Gemäß §212 a BAO ist die Einhebung einer Abgabe, deren Höhe mittelbar oder unmittelbar von der Erledigung einer Berufung abhängt, auf Antrag des Abgabepflichtigen insoweit auszusetzen, als eine Nachforderung unmittelbar oder mittelbar auf einen Bescheid, der von einem Anbringen abweicht, oder auf einen Bescheid, dem kein Anbringen zu Grunde liegt, zurückzuführen ist, höchstens jedoch im Ausmaß der sich bei einer dem Begehren des Abgabepflichtigen Rechnung tragenden Berufungserledigung ergebenden Herabsetzung der Abgabenschuld. Dies gilt sinngemäß, wenn mit einer Berufung die Inanspruchnahme für eine Abgabe angefochten wird.

Begründete Zweifel an der Rechtmäßigkeit der Entscheidung liegen vor, wenn im Bezug auf die im Einzelfall entscheidungserheblichen Tatsachen Unklarheiten bestehen.

Gemäß §1 Abs. 1 Ziffer 3 UStG unterliegt die Einfuhr von Gegenständen der Umsatzsteuer. Eine Einfuhr liegt vor, wenn ein Gegenstand aus dem Drittlandsgebiet in das Inland, ausgenommen die Gebiete Jungholz und Mittelberg gelangt.

Gemäß §26 UStG gelten für die Einfuhrumsatzsteuer, soweit in diesen Rechtsvorschriften nicht anderes bestimmt ist, die Rechtsvorschriften für Zölle sinngemäß.

Hinsichtlich der zollrechtlichen Vorschriften darf in diesem Zusammenhang auf die Berufungsentscheidung ZRV/4-Z1W/2005 verwiesen werden. Die im Berufungsverfahren zu ZRV/3-Z1W/2005 vorgeschriebenen Eingangsabgaben sind im gegenständlichen Rechtsbehelfsverfahren nicht Gegenstand der beantragten Aussetzung der Vollziehung, da der verfahrensgegenständliche Antrag auf Aussetzung der Vollziehung in dieser Beschwerde nicht gestellt worden ist.

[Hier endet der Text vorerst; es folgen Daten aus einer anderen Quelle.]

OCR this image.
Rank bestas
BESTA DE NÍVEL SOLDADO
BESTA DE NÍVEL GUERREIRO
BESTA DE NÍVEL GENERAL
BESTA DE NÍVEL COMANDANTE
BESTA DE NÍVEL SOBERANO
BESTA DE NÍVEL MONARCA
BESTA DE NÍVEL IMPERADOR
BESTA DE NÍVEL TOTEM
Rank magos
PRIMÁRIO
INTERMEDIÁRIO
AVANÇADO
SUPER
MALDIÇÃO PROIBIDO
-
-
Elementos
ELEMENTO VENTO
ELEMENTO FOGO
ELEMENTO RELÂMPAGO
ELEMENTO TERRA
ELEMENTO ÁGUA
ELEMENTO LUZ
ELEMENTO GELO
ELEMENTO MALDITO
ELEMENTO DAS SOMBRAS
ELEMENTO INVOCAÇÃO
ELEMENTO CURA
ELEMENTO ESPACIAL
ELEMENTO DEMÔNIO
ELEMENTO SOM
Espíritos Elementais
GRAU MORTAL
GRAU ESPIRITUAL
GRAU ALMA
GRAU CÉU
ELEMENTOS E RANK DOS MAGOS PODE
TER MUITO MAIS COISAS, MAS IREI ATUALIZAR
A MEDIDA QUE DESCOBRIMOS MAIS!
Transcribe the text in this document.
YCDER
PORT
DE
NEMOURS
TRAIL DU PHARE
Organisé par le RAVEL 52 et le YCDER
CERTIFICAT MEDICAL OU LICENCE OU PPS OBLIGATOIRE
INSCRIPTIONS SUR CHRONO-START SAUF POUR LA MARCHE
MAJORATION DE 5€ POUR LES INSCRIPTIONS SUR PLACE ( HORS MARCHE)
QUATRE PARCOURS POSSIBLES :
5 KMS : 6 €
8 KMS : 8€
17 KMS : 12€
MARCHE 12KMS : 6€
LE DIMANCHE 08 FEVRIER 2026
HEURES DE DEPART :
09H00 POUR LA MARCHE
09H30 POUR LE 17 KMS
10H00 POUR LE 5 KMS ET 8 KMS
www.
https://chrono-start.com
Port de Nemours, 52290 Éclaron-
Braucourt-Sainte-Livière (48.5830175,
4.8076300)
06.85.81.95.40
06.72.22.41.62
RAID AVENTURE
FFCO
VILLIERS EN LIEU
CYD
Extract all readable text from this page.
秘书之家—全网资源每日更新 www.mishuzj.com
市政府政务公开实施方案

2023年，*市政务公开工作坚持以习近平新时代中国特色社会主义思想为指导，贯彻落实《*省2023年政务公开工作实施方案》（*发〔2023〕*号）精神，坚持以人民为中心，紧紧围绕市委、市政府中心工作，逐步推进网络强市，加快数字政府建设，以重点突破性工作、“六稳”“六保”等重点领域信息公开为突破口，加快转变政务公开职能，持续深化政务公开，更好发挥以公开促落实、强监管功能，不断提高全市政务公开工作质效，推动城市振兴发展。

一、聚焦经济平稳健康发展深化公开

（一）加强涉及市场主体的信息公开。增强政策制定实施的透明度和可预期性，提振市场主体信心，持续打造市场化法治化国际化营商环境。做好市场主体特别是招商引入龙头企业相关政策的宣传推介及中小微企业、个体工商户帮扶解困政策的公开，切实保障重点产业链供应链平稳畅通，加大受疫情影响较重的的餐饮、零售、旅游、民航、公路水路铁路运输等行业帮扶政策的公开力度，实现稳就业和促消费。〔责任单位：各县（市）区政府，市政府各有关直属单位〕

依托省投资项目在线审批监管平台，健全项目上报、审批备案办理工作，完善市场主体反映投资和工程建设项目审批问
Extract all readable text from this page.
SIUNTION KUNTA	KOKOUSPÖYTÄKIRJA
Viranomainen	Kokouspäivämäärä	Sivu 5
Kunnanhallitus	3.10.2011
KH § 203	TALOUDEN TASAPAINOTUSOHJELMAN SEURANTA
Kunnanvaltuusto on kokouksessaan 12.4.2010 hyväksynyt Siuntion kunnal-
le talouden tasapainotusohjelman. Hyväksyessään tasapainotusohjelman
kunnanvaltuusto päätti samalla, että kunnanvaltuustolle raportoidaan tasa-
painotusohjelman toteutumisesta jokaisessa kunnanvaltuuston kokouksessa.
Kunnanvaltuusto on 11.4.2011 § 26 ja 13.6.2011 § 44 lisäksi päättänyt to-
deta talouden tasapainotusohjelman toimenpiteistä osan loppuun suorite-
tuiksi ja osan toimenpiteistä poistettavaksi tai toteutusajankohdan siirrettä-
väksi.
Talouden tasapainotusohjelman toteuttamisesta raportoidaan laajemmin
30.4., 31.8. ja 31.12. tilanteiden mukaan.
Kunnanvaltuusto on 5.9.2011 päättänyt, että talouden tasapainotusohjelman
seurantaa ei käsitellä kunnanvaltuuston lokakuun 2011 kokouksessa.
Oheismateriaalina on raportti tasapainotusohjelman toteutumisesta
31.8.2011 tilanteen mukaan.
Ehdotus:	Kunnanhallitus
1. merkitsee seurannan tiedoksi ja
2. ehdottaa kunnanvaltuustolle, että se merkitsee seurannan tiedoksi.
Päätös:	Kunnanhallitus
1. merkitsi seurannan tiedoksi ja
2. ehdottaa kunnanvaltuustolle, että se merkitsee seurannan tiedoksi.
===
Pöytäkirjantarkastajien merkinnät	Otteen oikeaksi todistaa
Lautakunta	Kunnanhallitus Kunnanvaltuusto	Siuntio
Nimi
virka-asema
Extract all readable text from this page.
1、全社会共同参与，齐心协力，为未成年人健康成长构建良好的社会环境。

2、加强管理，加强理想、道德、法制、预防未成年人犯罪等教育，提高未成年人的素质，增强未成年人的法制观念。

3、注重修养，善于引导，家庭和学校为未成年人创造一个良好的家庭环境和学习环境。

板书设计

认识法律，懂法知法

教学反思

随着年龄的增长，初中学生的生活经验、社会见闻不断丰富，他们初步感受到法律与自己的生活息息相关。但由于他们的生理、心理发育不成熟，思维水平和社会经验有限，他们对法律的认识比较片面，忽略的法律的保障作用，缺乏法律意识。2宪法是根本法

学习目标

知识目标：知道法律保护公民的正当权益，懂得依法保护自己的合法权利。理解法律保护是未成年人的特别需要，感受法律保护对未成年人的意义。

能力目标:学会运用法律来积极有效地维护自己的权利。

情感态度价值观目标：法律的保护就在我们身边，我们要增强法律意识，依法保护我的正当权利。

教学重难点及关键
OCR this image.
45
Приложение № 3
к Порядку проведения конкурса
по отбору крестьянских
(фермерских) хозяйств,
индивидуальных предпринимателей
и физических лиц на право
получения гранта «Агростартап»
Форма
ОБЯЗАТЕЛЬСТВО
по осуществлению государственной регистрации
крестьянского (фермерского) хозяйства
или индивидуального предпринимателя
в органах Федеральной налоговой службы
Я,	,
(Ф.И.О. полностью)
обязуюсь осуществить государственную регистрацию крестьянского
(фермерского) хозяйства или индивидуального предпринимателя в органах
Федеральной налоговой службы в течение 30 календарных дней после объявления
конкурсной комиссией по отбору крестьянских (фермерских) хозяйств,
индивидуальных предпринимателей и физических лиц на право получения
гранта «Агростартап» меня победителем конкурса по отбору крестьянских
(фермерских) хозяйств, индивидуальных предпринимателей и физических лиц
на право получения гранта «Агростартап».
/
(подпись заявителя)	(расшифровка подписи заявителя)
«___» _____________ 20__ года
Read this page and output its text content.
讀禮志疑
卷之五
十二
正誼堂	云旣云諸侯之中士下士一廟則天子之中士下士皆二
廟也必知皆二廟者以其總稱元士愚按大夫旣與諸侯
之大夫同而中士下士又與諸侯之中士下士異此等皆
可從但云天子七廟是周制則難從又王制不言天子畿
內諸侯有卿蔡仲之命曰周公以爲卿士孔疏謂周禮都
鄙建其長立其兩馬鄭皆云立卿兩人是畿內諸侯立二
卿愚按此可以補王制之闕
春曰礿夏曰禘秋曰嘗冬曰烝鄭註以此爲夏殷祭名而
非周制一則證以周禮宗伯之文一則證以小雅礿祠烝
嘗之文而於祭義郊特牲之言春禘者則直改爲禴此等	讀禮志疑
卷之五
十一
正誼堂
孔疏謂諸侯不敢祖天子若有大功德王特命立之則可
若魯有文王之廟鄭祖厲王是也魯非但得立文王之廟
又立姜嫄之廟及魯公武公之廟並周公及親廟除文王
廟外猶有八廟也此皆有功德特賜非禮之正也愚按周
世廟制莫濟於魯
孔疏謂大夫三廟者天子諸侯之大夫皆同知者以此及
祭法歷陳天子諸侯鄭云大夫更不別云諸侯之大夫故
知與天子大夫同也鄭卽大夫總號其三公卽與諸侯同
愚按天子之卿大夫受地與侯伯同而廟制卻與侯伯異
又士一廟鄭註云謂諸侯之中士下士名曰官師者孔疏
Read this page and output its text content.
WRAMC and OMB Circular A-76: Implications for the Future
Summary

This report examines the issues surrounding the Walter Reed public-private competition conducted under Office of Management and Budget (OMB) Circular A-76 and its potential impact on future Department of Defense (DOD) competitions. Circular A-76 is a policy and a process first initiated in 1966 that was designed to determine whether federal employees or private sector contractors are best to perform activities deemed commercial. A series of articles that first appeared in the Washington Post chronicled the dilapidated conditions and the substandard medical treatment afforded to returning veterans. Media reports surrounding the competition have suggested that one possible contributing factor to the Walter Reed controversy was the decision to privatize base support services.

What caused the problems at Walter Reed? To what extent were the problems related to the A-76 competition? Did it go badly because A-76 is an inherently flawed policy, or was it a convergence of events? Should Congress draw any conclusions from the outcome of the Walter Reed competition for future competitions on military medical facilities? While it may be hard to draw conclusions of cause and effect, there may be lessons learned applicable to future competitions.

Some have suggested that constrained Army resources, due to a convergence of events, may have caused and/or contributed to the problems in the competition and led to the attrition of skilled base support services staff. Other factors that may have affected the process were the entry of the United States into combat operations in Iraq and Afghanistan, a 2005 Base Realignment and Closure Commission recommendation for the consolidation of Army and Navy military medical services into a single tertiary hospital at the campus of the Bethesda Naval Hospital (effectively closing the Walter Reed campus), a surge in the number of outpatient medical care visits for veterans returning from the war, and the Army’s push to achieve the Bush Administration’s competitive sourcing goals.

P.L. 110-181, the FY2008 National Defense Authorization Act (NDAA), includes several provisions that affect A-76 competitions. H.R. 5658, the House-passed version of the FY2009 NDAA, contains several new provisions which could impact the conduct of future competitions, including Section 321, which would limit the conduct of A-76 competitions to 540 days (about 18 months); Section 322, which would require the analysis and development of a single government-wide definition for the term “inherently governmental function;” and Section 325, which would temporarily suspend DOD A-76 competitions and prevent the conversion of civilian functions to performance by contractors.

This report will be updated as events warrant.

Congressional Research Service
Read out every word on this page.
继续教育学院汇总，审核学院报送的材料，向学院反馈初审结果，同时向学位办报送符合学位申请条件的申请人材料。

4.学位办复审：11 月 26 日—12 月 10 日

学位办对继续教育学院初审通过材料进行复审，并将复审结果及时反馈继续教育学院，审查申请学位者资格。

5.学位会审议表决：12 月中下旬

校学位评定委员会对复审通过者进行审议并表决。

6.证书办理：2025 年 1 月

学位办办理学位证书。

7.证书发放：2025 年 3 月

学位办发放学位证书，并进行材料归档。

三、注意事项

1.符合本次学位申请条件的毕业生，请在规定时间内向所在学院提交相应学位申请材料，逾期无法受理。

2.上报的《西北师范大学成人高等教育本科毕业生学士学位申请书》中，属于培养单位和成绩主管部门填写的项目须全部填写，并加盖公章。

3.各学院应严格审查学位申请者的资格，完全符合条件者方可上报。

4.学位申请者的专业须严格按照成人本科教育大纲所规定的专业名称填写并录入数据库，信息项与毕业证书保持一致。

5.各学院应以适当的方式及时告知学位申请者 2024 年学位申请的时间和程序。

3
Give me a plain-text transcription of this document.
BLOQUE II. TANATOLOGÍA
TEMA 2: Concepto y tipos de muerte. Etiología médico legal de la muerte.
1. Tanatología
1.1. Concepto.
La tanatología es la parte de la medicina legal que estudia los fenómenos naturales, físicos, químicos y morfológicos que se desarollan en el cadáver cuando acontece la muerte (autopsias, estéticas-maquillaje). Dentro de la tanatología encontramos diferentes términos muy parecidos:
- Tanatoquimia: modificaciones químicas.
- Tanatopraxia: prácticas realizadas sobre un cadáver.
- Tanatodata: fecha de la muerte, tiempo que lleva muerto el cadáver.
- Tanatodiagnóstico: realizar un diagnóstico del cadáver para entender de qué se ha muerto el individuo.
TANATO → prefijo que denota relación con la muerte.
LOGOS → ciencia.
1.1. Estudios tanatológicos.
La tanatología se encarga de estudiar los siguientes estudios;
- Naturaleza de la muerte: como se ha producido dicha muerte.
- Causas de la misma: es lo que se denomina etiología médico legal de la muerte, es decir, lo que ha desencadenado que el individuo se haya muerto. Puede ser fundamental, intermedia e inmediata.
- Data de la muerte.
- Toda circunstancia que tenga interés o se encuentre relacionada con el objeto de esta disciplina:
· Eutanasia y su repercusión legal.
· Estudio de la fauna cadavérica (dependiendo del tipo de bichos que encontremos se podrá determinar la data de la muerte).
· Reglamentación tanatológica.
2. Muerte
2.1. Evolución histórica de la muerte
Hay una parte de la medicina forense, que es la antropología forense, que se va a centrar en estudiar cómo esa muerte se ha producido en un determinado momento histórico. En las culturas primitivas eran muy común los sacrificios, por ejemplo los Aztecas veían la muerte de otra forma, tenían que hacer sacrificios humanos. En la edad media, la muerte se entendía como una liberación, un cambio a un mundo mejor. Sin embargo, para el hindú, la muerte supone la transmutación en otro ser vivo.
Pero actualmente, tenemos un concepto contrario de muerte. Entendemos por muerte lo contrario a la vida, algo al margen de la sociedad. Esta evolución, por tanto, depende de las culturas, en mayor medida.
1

Wenn der Bf. sinngemäß vorbringt die Einfuhrumsatzsteuerschuld sei durch die Entrichtung der Umsatzsteuer der E.R. durch die Firma L. M. an das Finanzamt Graz Stadt bereits erloschen, so befindet er sich damit im Rechtsirrtum.

Diese Umsatzsteuer betrifft nach der Aktenlage die Lieferung der verfahrensgegenständlichen optischen Linsen durch die Firma E.R. an die Firma L. M. GmbH in Österreich und besteht diese Umsatzsteuerschuld unabhängig von der durch Entziehung aus der zollamtlichen Überwachung entstandenen Einfuhrumsatzsteuerschuld.

Die Frage einer etwaigen Berechtigung zum Abzug der entrichteten Einfuhrumsatzsteuer als Vorsteuer ist nicht Gegenstand des Verfahrens.

Vom Bestehen berechtigter Zweifel an der Rechtmäßigkeit der angefochtenen Entscheidung kann daher im vorliegenden Fall nicht ausgegangen werden, das Vorliegen eines unersetzbaren Schadens wurde vom Bf. nicht eingewandt und ist auch aus der Aktenlage nicht ersichtlich.

Die Beschwerde war daher mangels Vorliegen der gesetzlichen Voraussetzungen der Aussetzung der Vollziehung nach Art. 244 ZK als unbegründet abzuweisen.